Date: Thursday, May 7th
Time: 10AM-11AM (Pacific Time)

This is a hybrid event held in person and virtually over Zoom.
Location (In-person): Soda 511

Abstract:
Applications such as live video analytics, robotics, and autonomous vehicles require streaming perception to respond rapidly to evolving scenes, while balancing accuracy, latency, and compute cost. In conventional perception, scaling to larger models or higher-resolution inputs can improve accuracy. In streaming settings, however, the added latency can make predictions stale or unusable, and the accuracy increase from more computation can vary substantially across a video.

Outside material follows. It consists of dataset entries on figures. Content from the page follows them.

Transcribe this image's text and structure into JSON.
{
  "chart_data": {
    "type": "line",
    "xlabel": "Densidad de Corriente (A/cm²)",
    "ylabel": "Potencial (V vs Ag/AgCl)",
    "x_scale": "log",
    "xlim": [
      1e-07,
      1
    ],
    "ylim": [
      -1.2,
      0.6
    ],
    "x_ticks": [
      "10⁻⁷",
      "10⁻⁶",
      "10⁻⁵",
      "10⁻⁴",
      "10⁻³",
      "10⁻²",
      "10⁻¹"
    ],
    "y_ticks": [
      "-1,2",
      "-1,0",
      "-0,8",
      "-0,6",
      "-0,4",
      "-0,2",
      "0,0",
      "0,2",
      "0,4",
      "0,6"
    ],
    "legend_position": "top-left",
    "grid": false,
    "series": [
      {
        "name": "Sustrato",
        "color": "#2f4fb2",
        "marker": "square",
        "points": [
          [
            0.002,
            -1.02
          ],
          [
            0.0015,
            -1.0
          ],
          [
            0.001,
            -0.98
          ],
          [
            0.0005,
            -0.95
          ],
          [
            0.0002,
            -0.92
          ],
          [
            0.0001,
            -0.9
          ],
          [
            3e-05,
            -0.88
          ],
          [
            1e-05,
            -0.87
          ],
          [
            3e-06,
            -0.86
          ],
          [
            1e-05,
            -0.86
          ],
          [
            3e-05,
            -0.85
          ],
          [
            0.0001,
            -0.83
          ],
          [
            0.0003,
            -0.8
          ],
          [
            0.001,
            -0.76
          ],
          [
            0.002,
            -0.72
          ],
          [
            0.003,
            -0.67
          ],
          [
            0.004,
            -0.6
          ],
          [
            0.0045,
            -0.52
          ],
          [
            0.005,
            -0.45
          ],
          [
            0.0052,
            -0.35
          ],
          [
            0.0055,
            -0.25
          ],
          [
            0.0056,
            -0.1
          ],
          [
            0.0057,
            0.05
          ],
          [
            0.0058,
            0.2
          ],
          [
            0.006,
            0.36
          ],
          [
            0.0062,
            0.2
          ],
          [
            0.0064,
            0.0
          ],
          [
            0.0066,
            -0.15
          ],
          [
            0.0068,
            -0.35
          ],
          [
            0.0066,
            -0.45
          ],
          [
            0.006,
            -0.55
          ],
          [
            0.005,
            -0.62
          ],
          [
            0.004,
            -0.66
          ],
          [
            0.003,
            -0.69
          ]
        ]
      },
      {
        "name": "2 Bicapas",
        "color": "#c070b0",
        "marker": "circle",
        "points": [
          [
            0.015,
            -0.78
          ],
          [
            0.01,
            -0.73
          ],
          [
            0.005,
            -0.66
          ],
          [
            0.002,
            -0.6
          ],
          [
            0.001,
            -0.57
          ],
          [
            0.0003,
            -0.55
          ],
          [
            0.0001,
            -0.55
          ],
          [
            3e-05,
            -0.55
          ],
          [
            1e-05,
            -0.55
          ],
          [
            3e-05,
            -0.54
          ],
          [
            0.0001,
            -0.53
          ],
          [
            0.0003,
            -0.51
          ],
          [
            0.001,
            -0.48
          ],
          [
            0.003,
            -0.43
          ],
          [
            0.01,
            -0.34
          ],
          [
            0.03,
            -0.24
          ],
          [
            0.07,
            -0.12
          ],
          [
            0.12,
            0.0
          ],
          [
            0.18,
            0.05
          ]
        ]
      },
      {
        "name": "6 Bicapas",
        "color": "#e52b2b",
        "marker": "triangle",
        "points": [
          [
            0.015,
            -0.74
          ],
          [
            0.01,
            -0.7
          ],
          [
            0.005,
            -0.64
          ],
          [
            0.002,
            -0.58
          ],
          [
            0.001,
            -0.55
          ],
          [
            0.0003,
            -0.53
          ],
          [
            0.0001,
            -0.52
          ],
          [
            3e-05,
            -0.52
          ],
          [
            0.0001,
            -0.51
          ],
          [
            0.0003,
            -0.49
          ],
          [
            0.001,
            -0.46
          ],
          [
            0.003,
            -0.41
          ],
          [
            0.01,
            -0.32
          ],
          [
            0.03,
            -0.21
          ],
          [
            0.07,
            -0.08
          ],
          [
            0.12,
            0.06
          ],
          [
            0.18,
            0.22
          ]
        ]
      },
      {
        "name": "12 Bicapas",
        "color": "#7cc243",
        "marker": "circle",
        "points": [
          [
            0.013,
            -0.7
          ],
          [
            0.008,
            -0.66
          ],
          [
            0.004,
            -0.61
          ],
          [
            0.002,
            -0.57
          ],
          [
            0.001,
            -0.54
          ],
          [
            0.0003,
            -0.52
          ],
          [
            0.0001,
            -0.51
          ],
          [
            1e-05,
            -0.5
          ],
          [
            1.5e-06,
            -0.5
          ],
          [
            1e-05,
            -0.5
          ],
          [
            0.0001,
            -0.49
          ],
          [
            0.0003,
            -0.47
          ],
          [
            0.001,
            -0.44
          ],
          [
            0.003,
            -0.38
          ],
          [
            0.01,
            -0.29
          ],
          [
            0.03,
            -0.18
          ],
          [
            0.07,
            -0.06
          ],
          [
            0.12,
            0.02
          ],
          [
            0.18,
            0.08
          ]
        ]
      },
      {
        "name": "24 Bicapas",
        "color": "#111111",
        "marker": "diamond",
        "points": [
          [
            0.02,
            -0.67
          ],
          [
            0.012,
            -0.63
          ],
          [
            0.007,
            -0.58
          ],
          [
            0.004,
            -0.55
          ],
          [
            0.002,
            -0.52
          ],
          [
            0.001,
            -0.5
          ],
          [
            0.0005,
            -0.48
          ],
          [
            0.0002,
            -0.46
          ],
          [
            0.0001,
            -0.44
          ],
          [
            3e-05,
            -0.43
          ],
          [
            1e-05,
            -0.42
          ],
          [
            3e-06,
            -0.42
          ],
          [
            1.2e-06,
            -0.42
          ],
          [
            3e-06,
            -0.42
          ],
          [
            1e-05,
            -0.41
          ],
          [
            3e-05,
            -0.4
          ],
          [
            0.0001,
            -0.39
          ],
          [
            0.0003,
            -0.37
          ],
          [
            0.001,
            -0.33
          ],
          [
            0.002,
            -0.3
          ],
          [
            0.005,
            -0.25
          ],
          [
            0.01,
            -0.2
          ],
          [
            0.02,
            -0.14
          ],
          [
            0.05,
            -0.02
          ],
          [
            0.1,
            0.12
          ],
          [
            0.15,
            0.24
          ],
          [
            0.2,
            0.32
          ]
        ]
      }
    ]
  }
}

To better exploit high-compute methods, this talk frames streaming perception as a test-time compute allocation problem: rather than fixing one inference configuration before deployment, systems should decide at runtime when additional computation is likely to improve end-to-end streaming perception quality. The central observation is that the trade off among accuracy, latency, and cost is context-dependent and can be estimated from the scene dynamics. Building on this observation, I show how streaming perception systems can selectively invoke high-compute methods when their expected accuracy benefit outweighs their latency and cost.